Perhaps, most indicative of Google's missteps is the notion that Google fundamentally mismanaged expectations.
“I think it would be fair to say the messaging leading up to and around the launch was inconsistent."
Google has done a pretty decent job with setting expectations for many of its other products, especially those with elongated development cycles such as ChromeOS, Google Docs, and even Android Auto, but it shot for the moon with Stadia for seemingly no good reason. Microsoft's xCloud, as well as Amazon's Luna services, were in beta during the public unveiling of Stadia, both with timelines relatively far off into the future and while Sony had already established an identical service 2 years previously but has fumbled away market and mindshare, Google had time to properly roll out its vision for cloud-powered game streaming.
Amazon's Luna service recently launched to varying degrees of success and Microsoft's latest round of testing of xCloud included a beta test of a web-powered ahead of its 2021 release and Sony has yet to properly market and leverage its own cloud-based streaming game service going on four years now. All that is to say, there was no immediate urgency for Google to rush its own studios in truncated game development timelines, mass-produce hardware ahead of actual sales, or even publicly announce features that were not yet ready.
Each of these failure points in Google's rush to claim cloud gaming mindshare is reminiscent of Microsoft's mishandling of both Windows Phone and Mixer. While neither was an attempt to be first to market, both efforts saw Microsoft promise features that never materialized, supersede actual developer interest with buckets of misplaced dollars and deals as well as misjudge demand of their particular service when scaling efforts.

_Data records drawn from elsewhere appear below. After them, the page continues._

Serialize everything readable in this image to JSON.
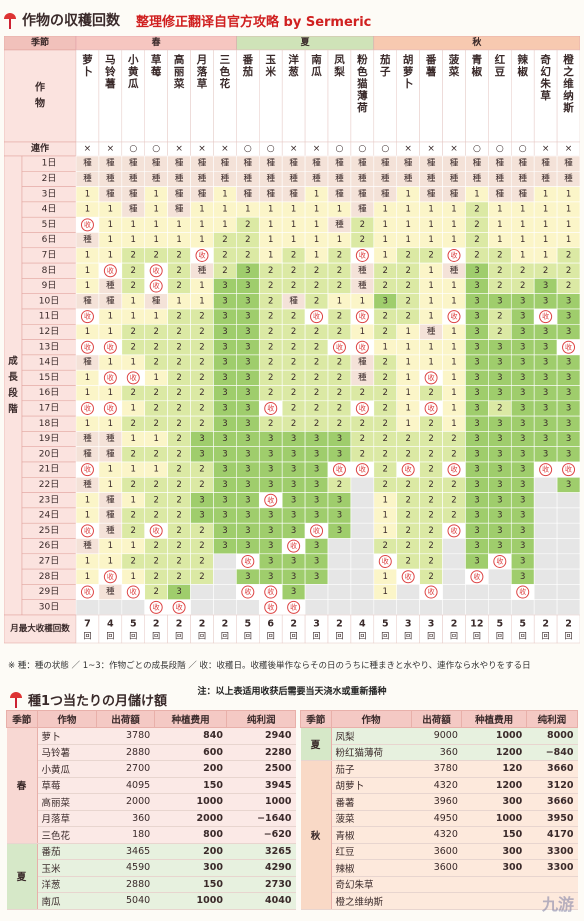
{
  "title": "作物の収穫回数",
  "subtitle": "整理修正翻译自官方攻略 by Sermeric",
  "labels": {
    "season_header": "季節",
    "crop_header": "作物",
    "repeat_row": "連作",
    "growth_stage": "成長段階",
    "harvest_count": "月最大收穫回数"
  },
  "seasons": [
    {
      "name": "春",
      "span": 7,
      "color": "#f6c6c0"
    },
    {
      "name": "夏",
      "span": 6,
      "color": "#cfe3b8"
    },
    {
      "name": "秋",
      "span": 9,
      "color": "#f7c9b0"
    }
  ],
  "crops": [
    "萝卜",
    "马铃薯",
    "小黄瓜",
    "草莓",
    "高丽菜",
    "月落草",
    "三色花",
    "番茄",
    "玉米",
    "洋葱",
    "南瓜",
    "凤梨",
    "粉色猫薄荷",
    "茄子",
    "胡萝卜",
    "番薯",
    "菠菜",
    "青椒",
    "红豆",
    "辣椒",
    "奇幻朱草",
    "橙之维纳斯"
  ],
  "repeat": [
    "×",
    "×",
    "○",
    "○",
    "×",
    "×",
    "×",
    "○",
    "○",
    "×",
    "×",
    "○",
    "○",
    "○",
    "×",
    "×",
    "×",
    "○",
    "○",
    "○",
    "×",
    "×"
  ],
  "days": [
    "1日",
    "2日",
    "3日",
    "4日",
    "5日",
    "6日",
    "7日",
    "8日",
    "9日",
    "10日",
    "11日",
    "12日",
    "13日",
    "14日",
    "15日",
    "16日",
    "17日",
    "18日",
    "19日",
    "20日",
    "21日",
    "22日",
    "23日",
    "24日",
    "25日",
    "26日",
    "27日",
    "28日",
    "29日",
    "30日"
  ],
  "grid": [
    [
      "種",
      "種",
      "種",
      "種",
      "種",
      "種",
      "種",
      "種",
      "種",
      "種",
      "種",
      "種",
      "種",
      "種",
      "種",
      "種",
      "種",
      "種",
      "種",
      "種",
      "種",
      "種"
    ],
    [
      "種",
      "種",
      "種",
      "種",
      "種",
      "種",
      "種",
      "種",
      "種",
      "種",
      "種",
      "種",
      "種",
      "種",
      "種",
      "種",
      "種",
      "種",
      "種",
      "種",
      "種",
      "種"
    ],
    [
      "1",
      "種",
      "種",
      "1",
      "種",
      "種",
      "1",
      "種",
      "種",
      "種",
      "1",
      "種",
      "種",
      "種",
      "1",
      "種",
      "種",
      "1",
      "種",
      "種",
      "1",
      "1"
    ],
    [
      "1",
      "1",
      "種",
      "1",
      "種",
      "1",
      "1",
      "1",
      "1",
      "1",
      "1",
      "1",
      "種",
      "1",
      "1",
      "1",
      "1",
      "2",
      "1",
      "1",
      "1",
      "1"
    ],
    [
      "收",
      "1",
      "1",
      "1",
      "1",
      "1",
      "1",
      "2",
      "1",
      "1",
      "1",
      "種",
      "2",
      "1",
      "1",
      "1",
      "1",
      "2",
      "1",
      "1",
      "1",
      "1"
    ],
    [
      "種",
      "1",
      "1",
      "1",
      "1",
      "1",
      "2",
      "2",
      "1",
      "1",
      "1",
      "1",
      "2",
      "1",
      "1",
      "1",
      "1",
      "2",
      "1",
      "1",
      "1",
      "1"
    ],
    [
      "1",
      "1",
      "2",
      "2",
      "2",
      "收",
      "2",
      "2",
      "1",
      "2",
      "1",
      "2",
      "收",
      "1",
      "2",
      "2",
      "收",
      "2",
      "2",
      "1",
      "1",
      "2"
    ],
    [
      "1",
      "收",
      "2",
      "收",
      "2",
      "種",
      "2",
      "3",
      "2",
      "2",
      "2",
      "2",
      "種",
      "2",
      "2",
      "1",
      "種",
      "3",
      "2",
      "2",
      "2",
      "2"
    ],
    [
      "1",
      "種",
      "2",
      "收",
      "2",
      "1",
      "3",
      "3",
      "2",
      "2",
      "2",
      "2",
      "種",
      "2",
      "2",
      "1",
      "1",
      "3",
      "2",
      "2",
      "3",
      "2"
    ],
    [
      "種",
      "種",
      "1",
      "種",
      "1",
      "1",
      "3",
      "3",
      "2",
      "種",
      "2",
      "1",
      "1",
      "3",
      "2",
      "1",
      "1",
      "3",
      "3",
      "3",
      "3",
      "3"
    ],
    [
      "收",
      "1",
      "1",
      "1",
      "2",
      "2",
      "3",
      "3",
      "2",
      "2",
      "收",
      "2",
      "收",
      "2",
      "2",
      "1",
      "收",
      "3",
      "2",
      "3",
      "收",
      "3"
    ],
    [
      "1",
      "1",
      "2",
      "2",
      "2",
      "2",
      "3",
      "3",
      "2",
      "2",
      "2",
      "2",
      "1",
      "2",
      "1",
      "種",
      "1",
      "3",
      "2",
      "3",
      "3",
      "3"
    ],
    [
      "收",
      "收",
      "2",
      "2",
      "2",
      "2",
      "3",
      "3",
      "2",
      "2",
      "2",
      "收",
      "收",
      "1",
      "1",
      "1",
      "1",
      "3",
      "3",
      "3",
      "3",
      "收"
    ],
    [
      "種",
      "1",
      "1",
      "2",
      "2",
      "2",
      "3",
      "3",
      "2",
      "2",
      "2",
      "2",
      "種",
      "2",
      "1",
      "1",
      "1",
      "3",
      "3",
      "3",
      "3",
      "3"
    ],
    [
      "1",
      "收",
      "收",
      "1",
      "2",
      "2",
      "3",
      "3",
      "2",
      "2",
      "2",
      "2",
      "種",
      "2",
      "1",
      "收",
      "1",
      "3",
      "3",
      "3",
      "3",
      "3"
    ],
    [
      "1",
      "1",
      "2",
      "2",
      "2",
      "2",
      "3",
      "3",
      "2",
      "2",
      "2",
      "2",
      "2",
      "2",
      "1",
      "2",
      "1",
      "3",
      "3",
      "3",
      "3",
      "3"
    ],
    [
      "收",
      "收",
      "1",
      "2",
      "2",
      "2",
      "3",
      "3",
      "收",
      "2",
      "2",
      "2",
      "收",
      "2",
      "1",
      "收",
      "1",
      "3",
      "2",
      "3",
      "3",
      "3"
    ],
    [
      "1",
      "1",
      "2",
      "2",
      "2",
      "2",
      "3",
      "3",
      "2",
      "2",
      "2",
      "2",
      "2",
      "2",
      "1",
      "2",
      "1",
      "3",
      "3",
      "3",
      "3",
      "3"
    ],
    [
      "種",
      "種",
      "1",
      "1",
      "2",
      "3",
      "3",
      "3",
      "3",
      "3",
      "3",
      "3",
      "2",
      "2",
      "2",
      "2",
      "2",
      "3",
      "3",
      "3",
      "3",
      "3"
    ],
    [
      "種",
      "種",
      "2",
      "2",
      "2",
      "3",
      "3",
      "3",
      "3",
      "3",
      "3",
      "3",
      "2",
      "2",
      "2",
      "2",
      "2",
      "3",
      "3",
      "3",
      "3",
      "3"
    ],
    [
      "收",
      "1",
      "1",
      "1",
      "2",
      "2",
      "3",
      "3",
      "3",
      "3",
      "3",
      "收",
      "收",
      "2",
      "收",
      "2",
      "收",
      "3",
      "3",
      "3",
      "收",
      "收"
    ],
    [
      "種",
      "1",
      "2",
      "2",
      "2",
      "2",
      "3",
      "3",
      "3",
      "3",
      "3",
      "2",
      "",
      "2",
      "2",
      "2",
      "2",
      "3",
      "3",
      "3",
      "",
      "3"
    ],
    [
      "1",
      "種",
      "1",
      "2",
      "2",
      "3",
      "3",
      "3",
      "收",
      "3",
      "3",
      "3",
      "",
      "1",
      "2",
      "2",
      "2",
      "3",
      "3",
      "3",
      "",
      ""
    ],
    [
      "1",
      "種",
      "2",
      "2",
      "2",
      "3",
      "3",
      "3",
      "3",
      "3",
      "3",
      "3",
      "",
      "1",
      "2",
      "2",
      "2",
      "3",
      "3",
      "3",
      "",
      ""
    ],
    [
      "收",
      "種",
      "2",
      "收",
      "2",
      "2",
      "3",
      "3",
      "3",
      "3",
      "收",
      "3",
      "",
      "1",
      "2",
      "2",
      "收",
      "3",
      "3",
      "3",
      "",
      ""
    ],
    [
      "種",
      "1",
      "1",
      "2",
      "2",
      "2",
      "3",
      "3",
      "3",
      "收",
      "3",
      "",
      "",
      "2",
      "2",
      "2",
      "",
      "3",
      "3",
      "3",
      "",
      ""
    ],
    [
      "1",
      "1",
      "2",
      "2",
      "2",
      "2",
      "",
      "收",
      "3",
      "3",
      "3",
      "",
      "",
      "收",
      "2",
      "2",
      "",
      "3",
      "收",
      "3",
      "",
      ""
    ],
    [
      "1",
      "收",
      "1",
      "2",
      "2",
      "2",
      "",
      "3",
      "3",
      "3",
      "3",
      "",
      "",
      "1",
      "收",
      "2",
      "",
      "收",
      "",
      "3",
      "",
      ""
    ],
    [
      "收",
      "種",
      "收",
      "2",
      "3",
      "",
      "",
      "收",
      "收",
      "3",
      "",
      "",
      "",
      "1",
      "",
      "收",
      "",
      "",
      "",
      "收",
      "",
      ""
    ],
    [
      "",
      "",
      "",
      "收",
      "收",
      "",
      "",
      "",
      "收",
      "收",
      "",
      "",
      "",
      "",
      "",
      "",
      "",
      "",
      "",
      "",
      "",
      ""
    ]
  ],
  "max_harvest": [
    "7回",
    "4回",
    "5回",
    "2回",
    "2回",
    "2回",
    "2回",
    "5回",
    "6回",
    "2回",
    "3回",
    "2回",
    "4回",
    "5回",
    "3回",
    "3回",
    "2回",
    "12回",
    "5回",
    "5回",
    "2回",
    "2回"
  ],
  "colors": {
    "spring": "#f6c6c0",
    "summer": "#cfe3b8",
    "autumn": "#f7c9b0",
    "stage1": "#fbf5c8",
    "stage2": "#dbe9a4",
    "stage3": "#9fcd6c",
    "seed": "#f4e2d8",
    "empty": "#e6e6e6",
    "harvest": "#d44"
  },
  "legend": "※ 種：種の状態 ／ 1~3：作物ごとの成長段階 ／ 收：收穫日。收穫後単作ならその日のうちに種まきと水やり、連作なら水やりをする日",
  "note": "注：以上表适用收获后需要当天浇水或重新播种",
  "profit_title": "種1つ当たりの月儲け額",
  "profit_headers": [
    "季節",
    "作物",
    "出荷額",
    "种植费用",
    "纯利润"
  ],
  "profit_left": [
    {
      "season": "春",
      "rows": [
        [
          "萝卜",
          "3780",
          "840",
          "2940"
        ],
        [
          "马铃薯",
          "2880",
          "600",
          "2280"
        ],
        [
          "小黄瓜",
          "2700",
          "200",
          "2500"
        ],
        [
          "草莓",
          "4095",
          "150",
          "3945"
        ],
        [
          "高丽菜",
          "2000",
          "1000",
          "1000"
        ],
        [
          "月落草",
          "360",
          "2000",
          "−1640"
        ],
        [
          "三色花",
          "180",
          "800",
          "−620"
        ]
      ]
    },
    {
      "season": "夏",
      "rows": [
        [
          "番茄",
          "3465",
          "200",
          "3265"
        ],
        [
          "玉米",
          "4590",
          "300",
          "4290"
        ],
        [
          "洋葱",
          "2880",
          "150",
          "2730"
        ],
        [
          "南瓜",
          "5040",
          "1000",
          "4040"
        ]
      ]
    }
  ],
  "profit_right": [
    {
      "season": "夏",
      "rows": [
        [
          "凤梨",
          "9000",
          "1000",
          "8000"
        ],
        [
          "粉红猫薄荷",
          "360",
          "1200",
          "−840"
        ]
      ]
    },
    {
      "season": "秋",
      "rows": [
        [
          "茄子",
          "3780",
          "120",
          "3660"
        ],
        [
          "胡萝卜",
          "4320",
          "1200",
          "3120"
        ],
        [
          "番薯",
          "3960",
          "300",
          "3660"
        ],
        [
          "菠菜",
          "4950",
          "1000",
          "3950"
        ],
        [
          "青椒",
          "4320",
          "150",
          "4170"
        ],
        [
          "红豆",
          "3600",
          "300",
          "3300"
        ],
        [
          "辣椒",
          "3600",
          "300",
          "3300"
        ],
        [
          "奇幻朱草",
          "",
          "",
          " "
        ],
        [
          "橙之维纳斯",
          "",
          "",
          ""
        ]
      ]
    }
  ],
  "watermark": "九游"
}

As of today, Google has pulled the plug on its first-party studio's development of Stadia exclusives and has to address the opaque pivot the company is making as it begins to rely on 3rd party games to attract new customers. In addition, Google has yet to fully address Stadia's business model that unnecessarily complicated the barrier to entry for the streaming service. After a barrage of critical reports and industry analysis of Stadia's current health, it seems Google is on track to repeat Microsoft's failure of both Windows Phone and Mixer. Google could see its efforts turn around as interest inf cloud-powered game streaming services rise but for now, Stadia's future feels a lot like groundhog's day.